Atheism throughout history has, understandably, been a pretty private affair. In recent years, however, the rise of the atheist/agnostic “freethought” movement has brought active disbelief into the public arena, creating not just a camaraderie of unbelievers, but a sometimes actively anti-religious movement.
A number of atheist, pro-science, and related emblems have been proffered as symbols for nonbelievers, but none have any real consensus so far. I’ve compiled a brief, by no means exclusive list of some of the more popular emblems below.
One of the earliest symbols is not a symbol of disbelief per se. The Humanist movement’s “happy human,” designed by Denis Barrington in 1965 for the International Humanist and Ethical Union. The little figure symbolized the humanist philosophy of people over religious dogma, and while popular with atheists, is not an explicitly atheist symbol.
The earliest explicitly atheist symbol I’m aware of is the open-atom logo of the American Atheists, designed in the early sixties to place an emphasis on scientific curiosity and empirical thinking. While adopted early, it is not popular overall as it is trademarked by the organization.

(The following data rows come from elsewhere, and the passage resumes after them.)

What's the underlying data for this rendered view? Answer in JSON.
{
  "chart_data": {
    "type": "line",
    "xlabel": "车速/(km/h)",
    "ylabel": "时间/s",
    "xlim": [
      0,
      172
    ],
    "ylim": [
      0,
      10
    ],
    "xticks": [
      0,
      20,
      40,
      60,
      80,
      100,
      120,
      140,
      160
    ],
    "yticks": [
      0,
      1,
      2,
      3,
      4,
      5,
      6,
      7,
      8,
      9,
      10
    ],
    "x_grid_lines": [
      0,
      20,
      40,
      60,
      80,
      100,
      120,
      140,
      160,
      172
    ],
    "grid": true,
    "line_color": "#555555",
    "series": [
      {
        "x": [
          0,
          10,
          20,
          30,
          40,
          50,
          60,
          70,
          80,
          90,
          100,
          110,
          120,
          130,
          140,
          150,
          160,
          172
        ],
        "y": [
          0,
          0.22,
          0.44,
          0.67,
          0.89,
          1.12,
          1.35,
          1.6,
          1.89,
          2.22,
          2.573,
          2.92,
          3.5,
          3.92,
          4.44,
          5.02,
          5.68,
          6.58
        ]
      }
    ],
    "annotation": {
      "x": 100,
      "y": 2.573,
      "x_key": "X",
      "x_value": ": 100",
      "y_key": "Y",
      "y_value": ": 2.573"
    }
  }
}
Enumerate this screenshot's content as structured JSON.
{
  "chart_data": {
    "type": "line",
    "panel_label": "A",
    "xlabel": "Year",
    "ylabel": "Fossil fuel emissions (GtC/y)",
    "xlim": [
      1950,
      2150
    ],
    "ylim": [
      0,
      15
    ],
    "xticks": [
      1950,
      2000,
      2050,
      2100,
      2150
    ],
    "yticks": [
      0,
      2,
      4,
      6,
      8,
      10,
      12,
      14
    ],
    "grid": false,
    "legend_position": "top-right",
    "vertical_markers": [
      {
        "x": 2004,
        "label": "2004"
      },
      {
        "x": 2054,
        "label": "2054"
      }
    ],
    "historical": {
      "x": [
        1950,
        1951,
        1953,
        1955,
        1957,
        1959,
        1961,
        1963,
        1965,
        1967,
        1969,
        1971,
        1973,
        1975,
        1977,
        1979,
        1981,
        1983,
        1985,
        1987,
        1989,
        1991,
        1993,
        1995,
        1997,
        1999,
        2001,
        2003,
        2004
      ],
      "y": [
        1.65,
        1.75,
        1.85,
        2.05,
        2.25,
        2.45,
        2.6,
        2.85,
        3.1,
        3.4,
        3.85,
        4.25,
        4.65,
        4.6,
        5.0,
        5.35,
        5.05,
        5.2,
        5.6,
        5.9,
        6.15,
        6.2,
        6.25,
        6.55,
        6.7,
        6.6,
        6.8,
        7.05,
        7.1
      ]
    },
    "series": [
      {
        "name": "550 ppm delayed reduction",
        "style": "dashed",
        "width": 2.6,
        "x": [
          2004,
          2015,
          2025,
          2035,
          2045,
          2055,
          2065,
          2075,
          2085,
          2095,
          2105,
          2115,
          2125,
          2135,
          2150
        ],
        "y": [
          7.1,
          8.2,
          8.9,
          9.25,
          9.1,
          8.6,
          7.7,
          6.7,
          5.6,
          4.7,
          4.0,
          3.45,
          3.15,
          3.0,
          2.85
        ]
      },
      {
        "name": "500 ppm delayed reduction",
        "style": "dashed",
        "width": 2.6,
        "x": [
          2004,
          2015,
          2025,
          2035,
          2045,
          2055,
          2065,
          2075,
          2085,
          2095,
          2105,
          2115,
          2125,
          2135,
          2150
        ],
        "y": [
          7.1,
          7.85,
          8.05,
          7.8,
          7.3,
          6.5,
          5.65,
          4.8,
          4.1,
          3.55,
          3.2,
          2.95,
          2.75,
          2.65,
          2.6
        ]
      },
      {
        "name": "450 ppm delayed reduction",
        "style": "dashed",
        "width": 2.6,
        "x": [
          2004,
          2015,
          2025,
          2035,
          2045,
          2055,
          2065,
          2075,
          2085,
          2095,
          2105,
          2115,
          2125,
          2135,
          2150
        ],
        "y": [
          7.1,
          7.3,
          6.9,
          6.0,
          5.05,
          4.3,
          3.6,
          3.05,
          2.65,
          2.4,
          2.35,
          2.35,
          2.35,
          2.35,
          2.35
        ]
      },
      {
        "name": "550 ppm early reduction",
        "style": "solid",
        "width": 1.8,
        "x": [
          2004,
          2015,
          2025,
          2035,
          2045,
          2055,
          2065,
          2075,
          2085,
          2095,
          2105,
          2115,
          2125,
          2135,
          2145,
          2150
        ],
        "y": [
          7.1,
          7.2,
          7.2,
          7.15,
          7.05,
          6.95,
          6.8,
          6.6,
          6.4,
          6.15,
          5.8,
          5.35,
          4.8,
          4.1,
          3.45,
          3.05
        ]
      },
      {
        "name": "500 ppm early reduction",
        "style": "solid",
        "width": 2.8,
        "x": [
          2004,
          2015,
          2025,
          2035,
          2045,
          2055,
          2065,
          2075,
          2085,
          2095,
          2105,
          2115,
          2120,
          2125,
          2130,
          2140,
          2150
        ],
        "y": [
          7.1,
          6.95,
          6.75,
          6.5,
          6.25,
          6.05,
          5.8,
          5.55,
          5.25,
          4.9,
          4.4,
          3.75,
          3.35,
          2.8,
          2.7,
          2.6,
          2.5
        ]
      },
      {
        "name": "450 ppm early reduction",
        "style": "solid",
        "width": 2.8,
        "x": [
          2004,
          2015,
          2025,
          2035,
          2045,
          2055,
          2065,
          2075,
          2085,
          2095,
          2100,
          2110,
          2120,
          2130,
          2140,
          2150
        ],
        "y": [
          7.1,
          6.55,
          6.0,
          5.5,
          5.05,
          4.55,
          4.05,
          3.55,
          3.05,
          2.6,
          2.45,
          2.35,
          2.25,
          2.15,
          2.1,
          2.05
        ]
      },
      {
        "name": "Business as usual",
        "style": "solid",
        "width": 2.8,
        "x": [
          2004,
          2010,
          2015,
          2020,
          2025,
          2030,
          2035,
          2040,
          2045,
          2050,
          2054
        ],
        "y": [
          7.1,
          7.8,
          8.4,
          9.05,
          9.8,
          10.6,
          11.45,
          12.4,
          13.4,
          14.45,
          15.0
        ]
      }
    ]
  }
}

The “evolve fish,” aka, the “Darwin fish,” a satirical jab at the ubiquitous “Jesus fish,” is one of several popular recent symbols:
The “invisible pink unicorn” symbol was intentionally designed as an atheist identification symbol. The image alludes to a common argument against belief, contained within the mathematical symbol for an ‘empty set.’ The first mention of the IPU appeared in the mid-nineties on Usenet, from author Steve Eley:
“Invisible Pink Unicorns are beings of great spiritual power. We know this because they are capable of being invisible and pink at the same time. Like all religions, the faith of the Invisible Pink Unicorn is based upon both logic and faith. We have faith that they are pink; we logically know that they are invisible because we can’t see them.”

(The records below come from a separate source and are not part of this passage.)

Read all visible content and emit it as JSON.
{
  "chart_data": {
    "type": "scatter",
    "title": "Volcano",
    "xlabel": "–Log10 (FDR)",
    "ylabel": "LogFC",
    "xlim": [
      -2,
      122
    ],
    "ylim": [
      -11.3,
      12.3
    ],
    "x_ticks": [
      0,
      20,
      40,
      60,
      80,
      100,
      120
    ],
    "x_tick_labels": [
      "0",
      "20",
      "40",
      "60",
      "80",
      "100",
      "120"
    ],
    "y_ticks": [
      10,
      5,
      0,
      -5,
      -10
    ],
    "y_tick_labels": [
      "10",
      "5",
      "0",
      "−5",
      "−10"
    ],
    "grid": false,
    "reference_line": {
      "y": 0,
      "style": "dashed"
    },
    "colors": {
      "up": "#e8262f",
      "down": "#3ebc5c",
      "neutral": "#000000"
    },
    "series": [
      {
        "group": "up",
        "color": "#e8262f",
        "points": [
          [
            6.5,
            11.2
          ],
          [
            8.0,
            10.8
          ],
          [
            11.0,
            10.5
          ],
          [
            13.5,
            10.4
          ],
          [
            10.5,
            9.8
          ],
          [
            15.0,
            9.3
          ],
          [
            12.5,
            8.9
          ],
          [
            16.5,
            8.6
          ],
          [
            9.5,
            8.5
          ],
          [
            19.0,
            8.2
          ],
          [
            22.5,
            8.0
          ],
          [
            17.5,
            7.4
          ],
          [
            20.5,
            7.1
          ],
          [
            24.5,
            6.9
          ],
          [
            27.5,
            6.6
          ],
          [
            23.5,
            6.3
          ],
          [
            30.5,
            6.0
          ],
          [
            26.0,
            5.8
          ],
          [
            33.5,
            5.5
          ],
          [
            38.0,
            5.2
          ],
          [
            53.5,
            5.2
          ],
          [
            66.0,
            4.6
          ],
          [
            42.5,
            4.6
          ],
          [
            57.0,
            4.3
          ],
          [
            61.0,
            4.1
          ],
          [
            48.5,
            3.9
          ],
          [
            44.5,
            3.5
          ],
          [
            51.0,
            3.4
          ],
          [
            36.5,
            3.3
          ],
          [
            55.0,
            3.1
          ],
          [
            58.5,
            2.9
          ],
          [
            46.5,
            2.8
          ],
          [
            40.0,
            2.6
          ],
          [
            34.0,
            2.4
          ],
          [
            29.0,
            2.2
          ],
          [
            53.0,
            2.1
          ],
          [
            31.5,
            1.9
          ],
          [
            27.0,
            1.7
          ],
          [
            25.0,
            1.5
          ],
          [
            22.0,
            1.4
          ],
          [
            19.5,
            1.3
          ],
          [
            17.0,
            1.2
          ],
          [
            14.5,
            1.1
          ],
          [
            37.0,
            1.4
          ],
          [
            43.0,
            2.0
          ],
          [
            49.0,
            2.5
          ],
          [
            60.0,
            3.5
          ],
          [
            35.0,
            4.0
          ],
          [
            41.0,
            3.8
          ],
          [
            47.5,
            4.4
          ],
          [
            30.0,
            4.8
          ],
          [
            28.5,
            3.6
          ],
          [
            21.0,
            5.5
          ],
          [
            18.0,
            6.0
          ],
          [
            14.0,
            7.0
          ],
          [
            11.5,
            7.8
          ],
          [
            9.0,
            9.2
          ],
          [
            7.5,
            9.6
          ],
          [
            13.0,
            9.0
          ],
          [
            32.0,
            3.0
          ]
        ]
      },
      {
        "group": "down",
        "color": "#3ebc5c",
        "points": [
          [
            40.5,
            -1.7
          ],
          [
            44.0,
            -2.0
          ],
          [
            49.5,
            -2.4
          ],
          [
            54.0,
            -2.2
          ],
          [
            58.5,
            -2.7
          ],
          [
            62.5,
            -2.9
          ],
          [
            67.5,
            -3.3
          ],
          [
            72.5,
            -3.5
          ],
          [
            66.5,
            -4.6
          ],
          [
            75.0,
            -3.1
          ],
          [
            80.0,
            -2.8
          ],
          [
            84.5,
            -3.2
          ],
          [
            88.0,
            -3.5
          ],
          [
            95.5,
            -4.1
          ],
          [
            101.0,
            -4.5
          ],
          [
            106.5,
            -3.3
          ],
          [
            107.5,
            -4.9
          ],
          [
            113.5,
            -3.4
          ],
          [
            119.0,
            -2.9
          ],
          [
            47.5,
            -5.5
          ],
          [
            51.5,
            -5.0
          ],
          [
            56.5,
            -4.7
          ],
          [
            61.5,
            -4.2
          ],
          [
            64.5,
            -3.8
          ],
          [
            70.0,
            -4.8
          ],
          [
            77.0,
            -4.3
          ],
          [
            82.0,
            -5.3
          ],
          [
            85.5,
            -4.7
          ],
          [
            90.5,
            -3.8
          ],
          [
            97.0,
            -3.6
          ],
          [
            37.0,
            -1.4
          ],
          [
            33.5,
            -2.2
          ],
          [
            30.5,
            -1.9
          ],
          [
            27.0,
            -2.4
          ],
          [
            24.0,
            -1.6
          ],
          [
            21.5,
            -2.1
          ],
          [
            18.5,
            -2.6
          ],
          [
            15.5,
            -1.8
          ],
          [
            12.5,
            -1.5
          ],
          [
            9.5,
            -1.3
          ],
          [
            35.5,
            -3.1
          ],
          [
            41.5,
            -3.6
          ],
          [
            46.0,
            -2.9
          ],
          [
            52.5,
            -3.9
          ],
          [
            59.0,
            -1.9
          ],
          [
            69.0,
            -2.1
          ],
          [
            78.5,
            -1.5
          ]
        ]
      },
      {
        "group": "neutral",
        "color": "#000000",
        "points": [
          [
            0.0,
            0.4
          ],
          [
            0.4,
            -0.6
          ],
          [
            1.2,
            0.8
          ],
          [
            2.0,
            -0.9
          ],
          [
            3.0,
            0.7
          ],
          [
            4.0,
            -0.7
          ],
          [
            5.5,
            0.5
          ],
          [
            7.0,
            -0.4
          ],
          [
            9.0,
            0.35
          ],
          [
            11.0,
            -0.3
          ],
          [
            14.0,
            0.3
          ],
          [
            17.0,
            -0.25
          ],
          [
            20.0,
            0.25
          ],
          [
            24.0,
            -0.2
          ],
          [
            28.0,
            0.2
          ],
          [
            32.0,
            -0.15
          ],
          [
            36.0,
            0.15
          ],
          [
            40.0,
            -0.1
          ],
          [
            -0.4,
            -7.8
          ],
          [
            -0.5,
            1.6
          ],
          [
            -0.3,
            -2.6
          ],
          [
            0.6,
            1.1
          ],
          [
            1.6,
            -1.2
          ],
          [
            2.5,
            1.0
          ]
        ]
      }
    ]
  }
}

So far, the real contender has been the “flying spaghetti monster,” which began as a variation of the “IPU” argument, but proved irresistible once reports of “miraculous appearances” of the parody deity began to roll in. FSM merchandise is abundant, and includes car medallions, t-shirts, posters, and more.

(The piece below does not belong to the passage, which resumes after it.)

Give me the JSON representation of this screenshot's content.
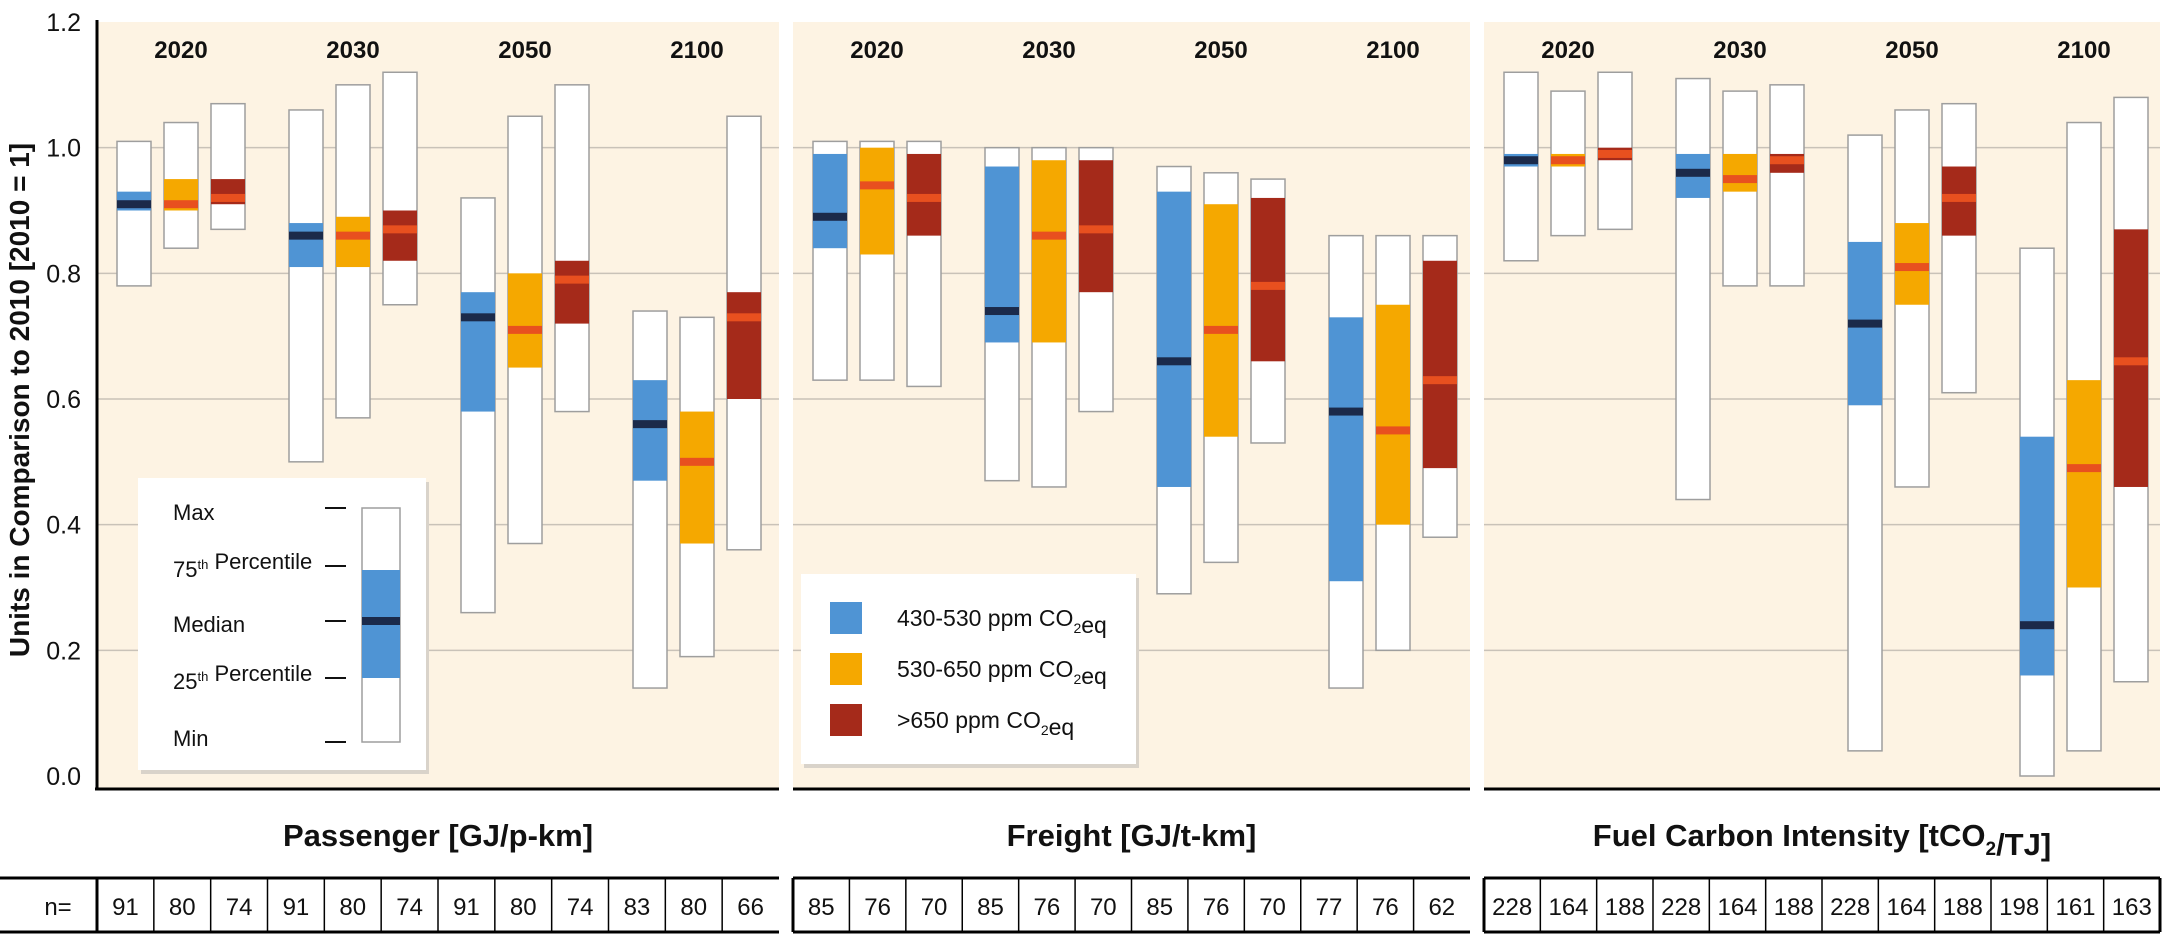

Other noteworthy images include the atheist ” Scarlet A” symbol, designed by Richard Dawkins for the “OUT” campaign, which encourages Atheists to be more outspoken:
The circle/A emblem, somewhat resembling the Anarchist “A” symbol:
The empty set (circle/slash) with or without cross (aka the “Bad Religion” logo), ghost, or other object representing religion:
I any case, the issue is far from settled, at least as far as consensus goes.